Poor posture and the muscle imbalances it creates are unfortunate side effects of our modern lifestyle. If these imbalances go untreated, they lead to injuries, chronic pain, and even affect our appearance. Whether you’re a mother who spends your days caring for an infant or an executive who spends hours in front of a computer screen, you might have these four muscle imbalances: rounded shoulders and hunched back, anterior pelvic tilt, and a forward neck.
The good news is that with some simple adjustments, strengthening exercises, and stretches, improving your posture is an easy issue to tackle whether you’re at home or working out at the fitness center.
Identifying A Muscle Imbalance
So how do you know if you have one of these conditions? The simplest way is to watch your body’s alignment. Here are the signs of muscle imbalance:
- Look at your shirtless side profile in the mirror. Can you see your upper back? If so, you could have rounded shoulders. If you have rounded shoulders, it also leads to a rounded or hunched back.
This is common among people whose chest muscles and abdominals are too tight (from either working out your chest too much or hunching over a computer desk all day).
- Put on a belt. Does the buckle point down rather than straight out? When it’s leg day at the fitness gym, do your hamstrings feel tight and sore before your quads? If so, you may have anterior pelvic tilt (your hips tilt forward).
This means you have weak hip flexors, lower spine muscles, or lower abdominals, and it’s common among people who sit for many hours at a time.
- When you walk through a door, what passes through first – your chest or your head? If it’s your head, you probably have a forward neck, or forward head position.
This one’s also caused by looking down (at your child, at a computer screen, etc.) a lot in a hunched-over position. For every inch your head sticks out, it adds another 10 pounds of strain to your neck!
Simple Exercises to Correct Postural Muscle Imbalances
As we said, these imbalances are easy to correct with key exercises that focus on strengthening weak muscles and stretching tight ones. Here are some suggestions for each type of imbalance.
Rounded Shoulders and Hunched Back
For rounded shoulders, the goal is to stretch your chest and strengthen your back muscles. Try the following:
- Door frame stretches. Stand in a door frame with your arms at 90 degrees on either side. Lean forward through the frame, but only until you feel a slight stretch in your chest.
- Wall slides. Stand with your back along a wall and move your arms up and down it at 90 degrees.
- Wide-grip rows. Like a row, but with a wider grip to target your upper back.
- Resistance band pulls. Hold a stretchy band in front of your chest and pull in opposite directions.

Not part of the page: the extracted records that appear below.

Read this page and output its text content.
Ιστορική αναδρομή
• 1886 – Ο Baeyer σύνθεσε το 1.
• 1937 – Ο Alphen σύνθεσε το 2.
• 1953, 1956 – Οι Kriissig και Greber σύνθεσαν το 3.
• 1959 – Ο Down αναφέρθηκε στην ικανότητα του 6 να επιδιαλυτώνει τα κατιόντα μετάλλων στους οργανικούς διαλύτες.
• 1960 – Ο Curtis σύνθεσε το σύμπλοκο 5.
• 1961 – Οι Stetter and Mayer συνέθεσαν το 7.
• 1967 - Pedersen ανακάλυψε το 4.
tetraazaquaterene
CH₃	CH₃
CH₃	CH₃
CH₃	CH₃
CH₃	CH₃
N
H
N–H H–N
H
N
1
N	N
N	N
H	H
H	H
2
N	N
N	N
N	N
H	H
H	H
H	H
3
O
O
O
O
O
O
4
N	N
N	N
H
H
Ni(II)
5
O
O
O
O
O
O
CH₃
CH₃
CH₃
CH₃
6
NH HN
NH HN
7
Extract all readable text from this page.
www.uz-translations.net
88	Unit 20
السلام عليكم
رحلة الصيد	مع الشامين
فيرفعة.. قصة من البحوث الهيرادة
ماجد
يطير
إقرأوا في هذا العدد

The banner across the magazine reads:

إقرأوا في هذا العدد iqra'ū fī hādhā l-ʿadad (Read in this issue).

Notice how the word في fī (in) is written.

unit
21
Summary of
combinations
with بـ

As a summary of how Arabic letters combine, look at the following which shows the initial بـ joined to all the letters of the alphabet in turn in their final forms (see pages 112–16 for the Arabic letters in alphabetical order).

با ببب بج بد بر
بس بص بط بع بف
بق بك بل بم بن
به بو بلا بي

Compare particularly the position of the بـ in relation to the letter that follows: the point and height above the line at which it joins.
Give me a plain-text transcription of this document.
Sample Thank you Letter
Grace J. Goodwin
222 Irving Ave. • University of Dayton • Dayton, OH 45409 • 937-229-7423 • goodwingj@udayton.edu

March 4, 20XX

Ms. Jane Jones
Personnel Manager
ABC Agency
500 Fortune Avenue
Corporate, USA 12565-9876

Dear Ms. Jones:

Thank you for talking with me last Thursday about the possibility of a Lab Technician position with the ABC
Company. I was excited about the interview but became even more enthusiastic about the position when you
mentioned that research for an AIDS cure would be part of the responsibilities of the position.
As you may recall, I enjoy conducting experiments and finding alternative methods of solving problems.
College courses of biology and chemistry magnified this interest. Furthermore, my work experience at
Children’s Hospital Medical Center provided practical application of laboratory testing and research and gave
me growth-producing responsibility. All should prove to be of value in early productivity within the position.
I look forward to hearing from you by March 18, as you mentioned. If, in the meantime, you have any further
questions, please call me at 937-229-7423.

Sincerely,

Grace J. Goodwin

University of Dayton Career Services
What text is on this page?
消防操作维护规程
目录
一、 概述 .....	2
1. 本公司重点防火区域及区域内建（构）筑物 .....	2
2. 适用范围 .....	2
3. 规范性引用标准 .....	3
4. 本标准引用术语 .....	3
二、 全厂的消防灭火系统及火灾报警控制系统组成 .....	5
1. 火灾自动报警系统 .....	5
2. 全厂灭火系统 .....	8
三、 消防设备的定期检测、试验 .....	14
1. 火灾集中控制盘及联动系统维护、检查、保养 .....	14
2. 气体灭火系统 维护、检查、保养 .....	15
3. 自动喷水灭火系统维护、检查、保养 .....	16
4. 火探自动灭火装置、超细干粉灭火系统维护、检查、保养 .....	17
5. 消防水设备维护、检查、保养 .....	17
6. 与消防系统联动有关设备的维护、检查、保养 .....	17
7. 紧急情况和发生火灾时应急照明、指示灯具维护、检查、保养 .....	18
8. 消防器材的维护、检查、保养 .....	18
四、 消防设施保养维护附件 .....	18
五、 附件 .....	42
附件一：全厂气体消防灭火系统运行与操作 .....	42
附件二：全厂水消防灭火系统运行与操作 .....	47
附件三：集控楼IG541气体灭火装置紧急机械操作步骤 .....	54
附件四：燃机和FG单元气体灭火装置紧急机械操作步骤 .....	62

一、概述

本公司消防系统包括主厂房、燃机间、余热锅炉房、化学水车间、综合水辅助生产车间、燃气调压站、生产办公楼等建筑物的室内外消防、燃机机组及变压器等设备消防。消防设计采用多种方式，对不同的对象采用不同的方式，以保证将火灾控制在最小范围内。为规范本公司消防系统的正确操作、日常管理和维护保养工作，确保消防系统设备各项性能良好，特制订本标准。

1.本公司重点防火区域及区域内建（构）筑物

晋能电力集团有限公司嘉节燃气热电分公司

- Scapular push-ups. Get in push-up position with your arms close under you and move the upper back muscles up and down.
- Foam rolling. Lie still with your back and head on the foam roller, or lay only your back on the roller and gently move it back and forth.
- Cat/camel stretch. Get on all fours and round your back up and down.
Forward Pelvic Tilt
The best moves to strengthen your hips, lower back, and abdominals are hip flexor stretches, planks, glute bridges, hip hinges, and dead bug (lying on the ground with your feet in the air, stretching out one leg at a time).
Simple chin tuck exercises work best to strengthen your neck muscles. To make sure you’re keeping your back aligned, stand against a wall while you do them.
Postural muscle imbalances are something we will constantly struggle against with our modern lifestyles, but watching for them and correcting them with simple exercises will ensure you stay healthy and strong, have great posture, and get the most out of your fitness center workouts.